人間誰しも、その人の生き方を支える根幹の部分を持っています。

要は「自信」いわれるものです。

一口に自信といっても、その範囲はとても広く、純粋に身体的な筋力の強さや記憶力の良さなどから環境適応への柔軟さや情緒・共感能力の細やかさ等の心の領域まで、いくらでも挙げることができます。

日々色々な経験を蓄積し、それらの要素を自分の記憶の中で味わい整理しながら、より心地よく生きるためにそれらを活用しています。

 

入院中の母のサポートのために私がしたことは、母の根幹を為す部分、つまり対人能力における優しさ、を活性化することでした。

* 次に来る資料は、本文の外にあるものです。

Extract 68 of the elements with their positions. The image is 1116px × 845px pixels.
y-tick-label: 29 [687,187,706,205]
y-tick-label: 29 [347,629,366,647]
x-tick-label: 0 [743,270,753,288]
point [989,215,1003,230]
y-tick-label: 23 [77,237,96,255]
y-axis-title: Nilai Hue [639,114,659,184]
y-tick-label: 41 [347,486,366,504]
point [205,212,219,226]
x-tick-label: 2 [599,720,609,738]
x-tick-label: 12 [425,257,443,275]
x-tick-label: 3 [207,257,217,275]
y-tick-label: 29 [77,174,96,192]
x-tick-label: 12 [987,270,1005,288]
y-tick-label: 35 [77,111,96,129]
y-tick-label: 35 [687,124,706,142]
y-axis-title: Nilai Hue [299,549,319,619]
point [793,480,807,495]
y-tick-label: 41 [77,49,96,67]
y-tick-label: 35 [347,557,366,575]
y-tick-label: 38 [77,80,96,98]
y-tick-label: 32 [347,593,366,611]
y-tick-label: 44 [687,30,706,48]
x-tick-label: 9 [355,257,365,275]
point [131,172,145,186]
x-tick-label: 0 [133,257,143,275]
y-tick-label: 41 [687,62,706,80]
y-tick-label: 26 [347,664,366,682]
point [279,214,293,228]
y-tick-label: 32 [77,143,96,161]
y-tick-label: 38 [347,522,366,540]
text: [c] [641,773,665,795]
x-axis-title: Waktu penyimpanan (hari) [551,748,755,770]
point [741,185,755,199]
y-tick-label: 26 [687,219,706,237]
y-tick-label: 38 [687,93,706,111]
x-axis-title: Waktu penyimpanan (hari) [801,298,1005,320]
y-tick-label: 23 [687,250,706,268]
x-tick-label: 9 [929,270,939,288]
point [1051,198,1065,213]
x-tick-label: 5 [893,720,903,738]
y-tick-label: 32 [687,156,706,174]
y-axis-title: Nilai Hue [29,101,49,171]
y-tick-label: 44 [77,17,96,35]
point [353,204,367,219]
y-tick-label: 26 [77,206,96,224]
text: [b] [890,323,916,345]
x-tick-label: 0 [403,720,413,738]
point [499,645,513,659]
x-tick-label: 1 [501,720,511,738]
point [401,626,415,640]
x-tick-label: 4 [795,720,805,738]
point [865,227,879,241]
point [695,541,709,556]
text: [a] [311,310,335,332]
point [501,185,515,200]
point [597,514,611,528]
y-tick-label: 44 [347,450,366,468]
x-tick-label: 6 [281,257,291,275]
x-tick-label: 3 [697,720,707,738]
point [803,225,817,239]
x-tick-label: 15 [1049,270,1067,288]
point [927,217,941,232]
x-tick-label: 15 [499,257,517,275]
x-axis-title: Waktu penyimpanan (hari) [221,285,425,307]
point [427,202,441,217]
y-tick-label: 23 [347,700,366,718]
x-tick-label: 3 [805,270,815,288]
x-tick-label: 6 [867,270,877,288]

母は引っ込み思案ながら、もともと人と話してよく笑ったりする人で、そんな時の母は周囲の人にも柔らかな雰囲気を提供し、心身共にしっかりしていた印象があります。

 

そんな母のパーソナリティは、おそらく二人の子供を育てた団地住まいの時に養われたものだと思います。

母や私等が暮らした団地は棟が50以上もある大きな団地群で年中子供の声が響きわたっていて賑やかなものでした。

鍵をかけることはあまりなく、夏場などはドアを開けっ放しのところが多かったですし、近所の遊び友達の家で子供が夕飯を食べさせてもらう(その家のお母さんは「お宅の◯◯ちゃん、私んとこでご飯食べさせておくからね」などと電話します)こともよくありました。

ですので、母は近所の奥さんともいつも井戸端会議で話しこんでいましたし、また子供の誕生日会や持ち回りで読書会を企画したりして、近所の子供ともよく話をして可愛がっていました。

 

病院の母のベッドで、私は来るスタッフの誰かれかまわず、「団地の近所の人だよ」とか「ひろちゃん(私です)の同級生だよ」と紹介しました。

知らない所ではなく、なつかしい親しい人ばかりの所にいるんだという感覚を内的に思い出してもらおうとしたのでした。

また、私の意図を理解してもらったスタッフも、気さくな雰囲気で母に接するようになりました。

 

最初は硬かった母の表情も一週間ほどすると柔らかくなり、自力で食事ができるようになりました。

また、さらに良いことには、世話をしてもらったスタッフに対して「ありがとう」や「お世話になります」の言葉が出始めたことです。

こうなると、言ってもらったスタッフも笑顔になり言葉を返しますし、すると母にも笑顔ででてきます。

本当になんとなくですが、母の良い部分=自信がでてきたのです。

 

もうひとつだけ気づいたのですが、母は自分の名前を旧姓で記憶しているようでした。

母の年代の女性にとって専業主婦で生活するということは、ある意味仮りそめの(つまり夫の姓での)生活という面もあるのかもしれません。

老境になり、本当の自分に必要な部分以外は忘れ去ろうとしているのでしょうか

 

私はスタッフに姓でなく下の名前で呼ぶようにお願いしました。

その方が母の反応が断然良いのです。

母は団地時代でも友達を姓で呼んでいたようですが、逆に下の名前で呼ばれることには特別な重みがあるのかもしれません。

 

母が入院していた約一ヶ月の間、私は自分の無理のない範囲で、母と1時間ほど昼食を共にしながら、「団地の雰囲気づくり」に専念しました。

退院間際の数日には、母はほんの少し手を貸すだけで歩けるようになっていました。